Ölçüsüz sevgi,değer sizi yüceltirken, karşı tarafı boğabilir. Karşı taraf değerli bulduğu duyguları sizin gibi kalbinde barındırmıyor olabilir.
Yüzünün rengi atsa tedirgin olursunuz, iyi mi diye merak edersiniz. Üzgün mü,sevinçli mi,yalnız mı,dargın mı,yorgun mu sorular hiç bitmez.Bu kendinize odaklı sevgi ve değer sizi mutlu ediyor olabilir ama ya karşı taraf. İşte bunu bilmiyoruz.
Biraz zaman geçince karşı tarafı ne kadar yorduğunuzu farkedersiniz. Sevgi ve değer sizin sunduğunuz veya sandığınız gibi bir duygu değildir. İnsan çok geç farkediyor ölçü bilmediğini. Farkettiğinde ise çok geç oluyor.

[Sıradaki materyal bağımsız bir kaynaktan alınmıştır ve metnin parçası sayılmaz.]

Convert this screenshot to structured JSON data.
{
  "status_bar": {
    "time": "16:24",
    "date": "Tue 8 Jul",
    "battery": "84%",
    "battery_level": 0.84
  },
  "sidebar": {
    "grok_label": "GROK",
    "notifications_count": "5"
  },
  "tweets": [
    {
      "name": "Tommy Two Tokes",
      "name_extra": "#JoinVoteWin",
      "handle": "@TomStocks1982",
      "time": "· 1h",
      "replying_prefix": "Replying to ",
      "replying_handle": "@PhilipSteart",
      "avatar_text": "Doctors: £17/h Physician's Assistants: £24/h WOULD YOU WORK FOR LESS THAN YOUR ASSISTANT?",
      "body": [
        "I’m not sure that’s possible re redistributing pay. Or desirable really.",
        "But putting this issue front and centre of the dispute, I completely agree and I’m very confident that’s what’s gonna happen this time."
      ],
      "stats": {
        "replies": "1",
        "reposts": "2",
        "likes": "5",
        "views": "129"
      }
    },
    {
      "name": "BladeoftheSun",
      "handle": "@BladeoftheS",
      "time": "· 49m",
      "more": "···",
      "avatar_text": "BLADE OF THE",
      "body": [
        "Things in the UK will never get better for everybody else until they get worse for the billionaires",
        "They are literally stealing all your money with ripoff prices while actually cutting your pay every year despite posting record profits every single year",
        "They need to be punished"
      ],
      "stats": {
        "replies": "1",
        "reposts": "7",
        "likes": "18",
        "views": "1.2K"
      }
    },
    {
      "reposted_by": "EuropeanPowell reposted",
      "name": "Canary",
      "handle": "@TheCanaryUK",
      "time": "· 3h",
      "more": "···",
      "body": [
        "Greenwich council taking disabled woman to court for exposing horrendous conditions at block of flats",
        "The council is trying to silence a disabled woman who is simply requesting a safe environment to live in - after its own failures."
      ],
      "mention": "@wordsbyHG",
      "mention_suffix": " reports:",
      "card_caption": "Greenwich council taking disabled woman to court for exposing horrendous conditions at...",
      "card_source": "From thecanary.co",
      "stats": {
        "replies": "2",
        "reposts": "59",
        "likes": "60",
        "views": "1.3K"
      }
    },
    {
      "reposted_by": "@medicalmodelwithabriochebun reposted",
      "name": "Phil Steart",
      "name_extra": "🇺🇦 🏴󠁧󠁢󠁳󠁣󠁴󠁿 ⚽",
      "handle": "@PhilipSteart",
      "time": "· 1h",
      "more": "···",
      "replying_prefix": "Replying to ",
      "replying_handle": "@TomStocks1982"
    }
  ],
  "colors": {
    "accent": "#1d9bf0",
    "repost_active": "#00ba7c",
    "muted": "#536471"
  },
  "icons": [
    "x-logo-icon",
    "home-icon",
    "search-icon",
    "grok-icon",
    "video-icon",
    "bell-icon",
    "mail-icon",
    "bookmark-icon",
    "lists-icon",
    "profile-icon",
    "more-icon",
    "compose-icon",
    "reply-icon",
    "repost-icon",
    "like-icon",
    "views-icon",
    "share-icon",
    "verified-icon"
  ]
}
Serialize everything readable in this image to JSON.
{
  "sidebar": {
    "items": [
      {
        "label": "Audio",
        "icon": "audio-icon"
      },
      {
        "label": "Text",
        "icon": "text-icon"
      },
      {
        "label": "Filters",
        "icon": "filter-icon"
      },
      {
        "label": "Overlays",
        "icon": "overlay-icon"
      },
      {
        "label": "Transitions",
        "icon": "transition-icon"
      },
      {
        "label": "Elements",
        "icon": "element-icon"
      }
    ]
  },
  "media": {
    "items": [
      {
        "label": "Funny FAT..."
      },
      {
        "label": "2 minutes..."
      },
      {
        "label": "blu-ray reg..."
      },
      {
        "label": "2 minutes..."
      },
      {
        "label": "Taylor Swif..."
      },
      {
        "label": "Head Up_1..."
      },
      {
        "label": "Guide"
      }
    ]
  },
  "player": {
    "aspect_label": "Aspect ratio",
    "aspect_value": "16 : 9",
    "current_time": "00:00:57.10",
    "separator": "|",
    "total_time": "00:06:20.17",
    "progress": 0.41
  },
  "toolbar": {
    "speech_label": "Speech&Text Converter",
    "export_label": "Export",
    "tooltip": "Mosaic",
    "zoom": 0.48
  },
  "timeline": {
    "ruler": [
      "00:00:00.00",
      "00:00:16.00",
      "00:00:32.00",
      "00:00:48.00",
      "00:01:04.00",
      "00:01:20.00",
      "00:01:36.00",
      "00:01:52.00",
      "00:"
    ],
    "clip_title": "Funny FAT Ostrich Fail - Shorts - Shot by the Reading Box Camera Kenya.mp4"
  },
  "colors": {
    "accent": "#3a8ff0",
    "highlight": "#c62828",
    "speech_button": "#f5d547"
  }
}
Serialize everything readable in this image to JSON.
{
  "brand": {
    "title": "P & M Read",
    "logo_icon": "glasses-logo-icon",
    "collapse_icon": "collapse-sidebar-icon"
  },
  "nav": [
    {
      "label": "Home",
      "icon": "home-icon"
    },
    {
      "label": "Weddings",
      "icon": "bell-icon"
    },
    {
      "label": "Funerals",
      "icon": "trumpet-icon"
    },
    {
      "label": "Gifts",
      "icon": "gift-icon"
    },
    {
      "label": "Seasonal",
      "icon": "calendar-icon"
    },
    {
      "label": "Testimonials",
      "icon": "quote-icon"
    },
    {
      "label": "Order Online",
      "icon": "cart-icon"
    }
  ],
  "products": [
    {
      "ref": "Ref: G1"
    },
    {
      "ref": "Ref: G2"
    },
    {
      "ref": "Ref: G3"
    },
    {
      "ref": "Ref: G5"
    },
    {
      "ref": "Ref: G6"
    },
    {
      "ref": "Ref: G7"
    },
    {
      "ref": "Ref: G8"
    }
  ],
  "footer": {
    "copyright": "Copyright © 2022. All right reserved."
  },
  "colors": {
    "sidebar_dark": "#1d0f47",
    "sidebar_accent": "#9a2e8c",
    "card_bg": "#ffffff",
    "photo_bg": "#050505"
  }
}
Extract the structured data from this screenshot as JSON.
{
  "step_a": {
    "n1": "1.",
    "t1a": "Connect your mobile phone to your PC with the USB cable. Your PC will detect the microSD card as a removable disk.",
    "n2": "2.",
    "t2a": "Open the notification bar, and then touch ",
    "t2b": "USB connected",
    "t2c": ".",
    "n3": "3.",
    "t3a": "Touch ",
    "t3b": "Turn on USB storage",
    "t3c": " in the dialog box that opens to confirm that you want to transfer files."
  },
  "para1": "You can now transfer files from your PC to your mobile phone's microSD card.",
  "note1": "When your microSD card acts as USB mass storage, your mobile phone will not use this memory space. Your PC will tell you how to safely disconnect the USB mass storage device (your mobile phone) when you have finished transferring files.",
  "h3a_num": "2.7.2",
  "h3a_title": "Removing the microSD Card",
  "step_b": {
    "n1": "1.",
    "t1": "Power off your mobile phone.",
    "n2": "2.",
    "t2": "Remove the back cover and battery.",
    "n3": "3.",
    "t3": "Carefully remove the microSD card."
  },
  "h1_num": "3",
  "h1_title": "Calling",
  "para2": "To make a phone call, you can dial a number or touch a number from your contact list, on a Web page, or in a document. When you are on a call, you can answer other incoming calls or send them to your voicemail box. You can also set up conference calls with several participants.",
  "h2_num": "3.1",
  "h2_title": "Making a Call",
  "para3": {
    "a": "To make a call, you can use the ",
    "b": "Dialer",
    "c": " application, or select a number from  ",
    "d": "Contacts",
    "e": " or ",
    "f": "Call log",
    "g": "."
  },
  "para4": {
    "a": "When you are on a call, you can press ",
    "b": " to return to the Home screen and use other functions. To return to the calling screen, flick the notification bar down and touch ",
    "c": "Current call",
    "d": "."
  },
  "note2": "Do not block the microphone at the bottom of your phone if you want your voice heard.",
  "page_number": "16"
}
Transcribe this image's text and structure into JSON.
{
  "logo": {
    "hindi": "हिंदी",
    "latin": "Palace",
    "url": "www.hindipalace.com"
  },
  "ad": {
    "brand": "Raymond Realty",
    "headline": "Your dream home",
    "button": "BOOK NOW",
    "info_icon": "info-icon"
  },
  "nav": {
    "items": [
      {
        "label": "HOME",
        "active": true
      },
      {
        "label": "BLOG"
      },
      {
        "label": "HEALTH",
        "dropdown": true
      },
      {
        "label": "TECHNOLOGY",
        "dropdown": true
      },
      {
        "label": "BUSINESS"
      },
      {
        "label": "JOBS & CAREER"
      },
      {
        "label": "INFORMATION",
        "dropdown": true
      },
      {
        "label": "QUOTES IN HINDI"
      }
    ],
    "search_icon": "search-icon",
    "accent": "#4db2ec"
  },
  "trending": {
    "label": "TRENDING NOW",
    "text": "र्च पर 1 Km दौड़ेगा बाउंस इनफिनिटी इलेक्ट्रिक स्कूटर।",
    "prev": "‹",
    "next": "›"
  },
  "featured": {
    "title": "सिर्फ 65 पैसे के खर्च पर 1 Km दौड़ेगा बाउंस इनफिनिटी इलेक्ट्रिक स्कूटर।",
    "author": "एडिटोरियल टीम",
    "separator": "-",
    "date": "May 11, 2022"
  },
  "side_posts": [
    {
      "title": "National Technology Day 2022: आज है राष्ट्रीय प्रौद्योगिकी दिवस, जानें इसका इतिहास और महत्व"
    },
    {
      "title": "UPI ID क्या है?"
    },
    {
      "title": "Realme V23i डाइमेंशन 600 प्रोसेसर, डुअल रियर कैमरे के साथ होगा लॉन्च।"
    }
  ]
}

Dünyaları kucakladığınız yüreğiniz kırıldığı ile kalıyor. ‘’Bir ayak gelene,iki ayak gidilmez’’ Durun ve bekleyin.
‘’Az sevmeyi bilmem ben ‘’ Diyen Didem Madak, sevmekten ve değer bilmekten ne kadar yorgun düştüğünü yazarken,aynı ölçüde karşı tarafında bundan yorulacağını unutmayınız.
Bu bir anlamda karşılıklı yormaktan ve yorulmaktan başka bir duygu değil. Sevginizde,değerinizde siz de kalsın.Zamanı geldiğini de gösteriniz. İnsan değer verdiği insana gözüyle bakar,kalbiyle taşır,abartmayınız.
İnsanın en büyük değeri,kendine verdiği değerdir. Ölçüyü bilemediğimizde ilk önce kendimizi değersizleştiriyoruz. Verdiğiniz sevgi ve değer karşılığında kendi değerinizi yerle bir ettiğinizde kaybınızın büyük olması kaçınılmaz.
İnsan kendi değerini kendi belirler. Baktınız anlaşılmıyorsunuz, yoruyor, yoruluyorsunuz.
Durmayı bilin. İyi niyetinizden vurulmayın zira kolay iyileşmiyor iyi niyetinden vurulanlar.
İçinde mutlak bir sevgi taşıyan değer karşılığında,size aynı ölçüde değer vermeyen insanları tekrar düşünün. Bu karşılıklı bir duygu değil elbet,sadece siz sevgi ve değer diye kendinizden ödün vererek yaşadığınız duygu onda hiç karşılık bulmayabilir.
Dengeyi siz bulmalısınız. Seveni sevin,arayanı arayın ve haddinizi bilin...Değer vermek acımak değildir, çok sevmek de değildir,eksikliğiniz ya da zaafınız değildir. Değer vermek karşı tarafının nitelikli,erdemli,sevgiyi ve değeri hak edecek bir insan olduğundan emin olsanız bile ölçüyü kaçırmayınız.